I glanced back at him, and he looked away. A bit of napkin clung to the blood that had dried on his lip. Even though he was sitting, I could tell he was taller than me, and he was skinny, but not in an unhealthy way. Thick dark lashes rimmed his eyes. His longish black hair was wavy and there were leaf bits randomly sticking out of it. He’s kind of cute, I thought, which didn’t make me any less uncomfortable.

“You’re a mess.” I pointed to his head. As he reached up, I took a deep breath and asked, “How come you’re dressed like that if you’re not homeless?”

“No one notices me that way.” He brushed the leaves off his head.

“Why don’t you want to be noticed?”

Sal leaned back and looked at me. “You sure do ask a lot of questions. What’s up with that?”

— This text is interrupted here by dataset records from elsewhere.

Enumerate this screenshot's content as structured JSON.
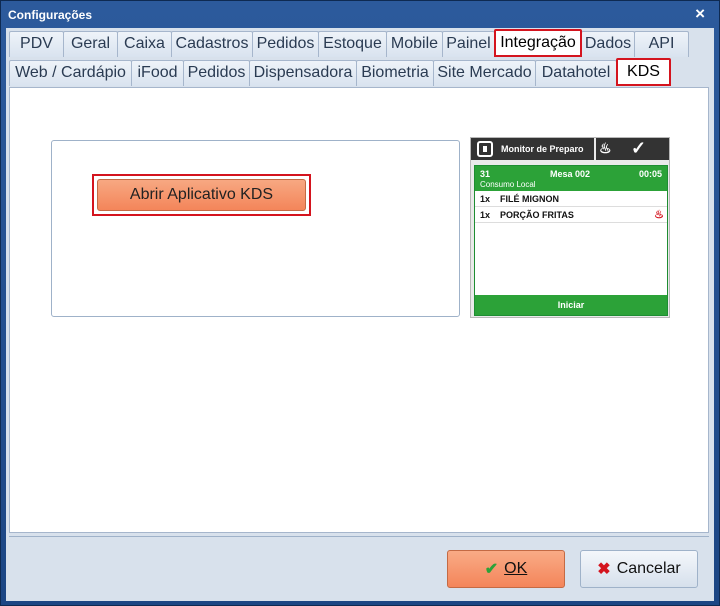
{
  "window": {
    "title": "Configurações"
  },
  "tabs_main": [
    "PDV",
    "Geral",
    "Caixa",
    "Cadastros",
    "Pedidos",
    "Estoque",
    "Mobile",
    "Painel",
    "Integração",
    "Dados",
    "API"
  ],
  "tabs_main_active": "Integração",
  "tabs_sub": [
    "Web / Cardápio",
    "iFood",
    "Pedidos",
    "Dispensadora",
    "Biometria",
    "Site Mercado",
    "Datahotel",
    "KDS"
  ],
  "tabs_sub_active": "KDS",
  "kds": {
    "open_button": "Abrir Aplicativo KDS"
  },
  "preview": {
    "header_title": "Monitor de Preparo",
    "order_number": "31",
    "table": "Mesa 002",
    "time": "00:05",
    "consumption": "Consumo Local",
    "items": [
      {
        "qty": "1x",
        "name": "FILÉ MIGNON",
        "icon": ""
      },
      {
        "qty": "1x",
        "name": "PORÇÃO FRITAS",
        "icon": "cooking-pot-icon"
      }
    ],
    "start_button": "Iniciar"
  },
  "buttons": {
    "ok": "OK",
    "cancel": "Cancelar"
  },
  "colors": {
    "accent": "#f4855a",
    "highlight": "#d4141e",
    "green": "#2ca238"
  }
}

Me? He’d asked just as many questions, maybe even more. Whether it was his attitude again or the stress of the whole situation, a stupid tear chose that moment to trickle down my cheek. I wasn’t fast enough to wipe it away before he noticed.

“I’m hurt and you’re crying?” He started laughing.

“You know what?” I jumped up and jabbed my finger at him. “I came down here to help you. I was trying to be nice.”

I marched to the top of the mound, and looked over my shoulder, at not-homeless Sal Davis, leaves stuck to his ratty clothes, eyes shaded by a hand that was still clutching the tattered, bloody napkin. “Thanks, Nina Oberon.”

I kept on walking until I got to Michigan Avenue. I was almost glad to hear the verts, “Celebrate Moon Settlement Day on the Dark Side. Only Four hundred and fifty round-trip… ,” “Maria Corcoran fashions, straight from the runway in Milan…,” “… Stacy’s latest hit, ‘City of Tears’…” They drowned out Sal’s voice saying my name.

VI

“You gotta listen to this one, Neens.” Mike dragged me toward a sporting-goods store. “They’re talking about how balls feel—it’ll crack you up.”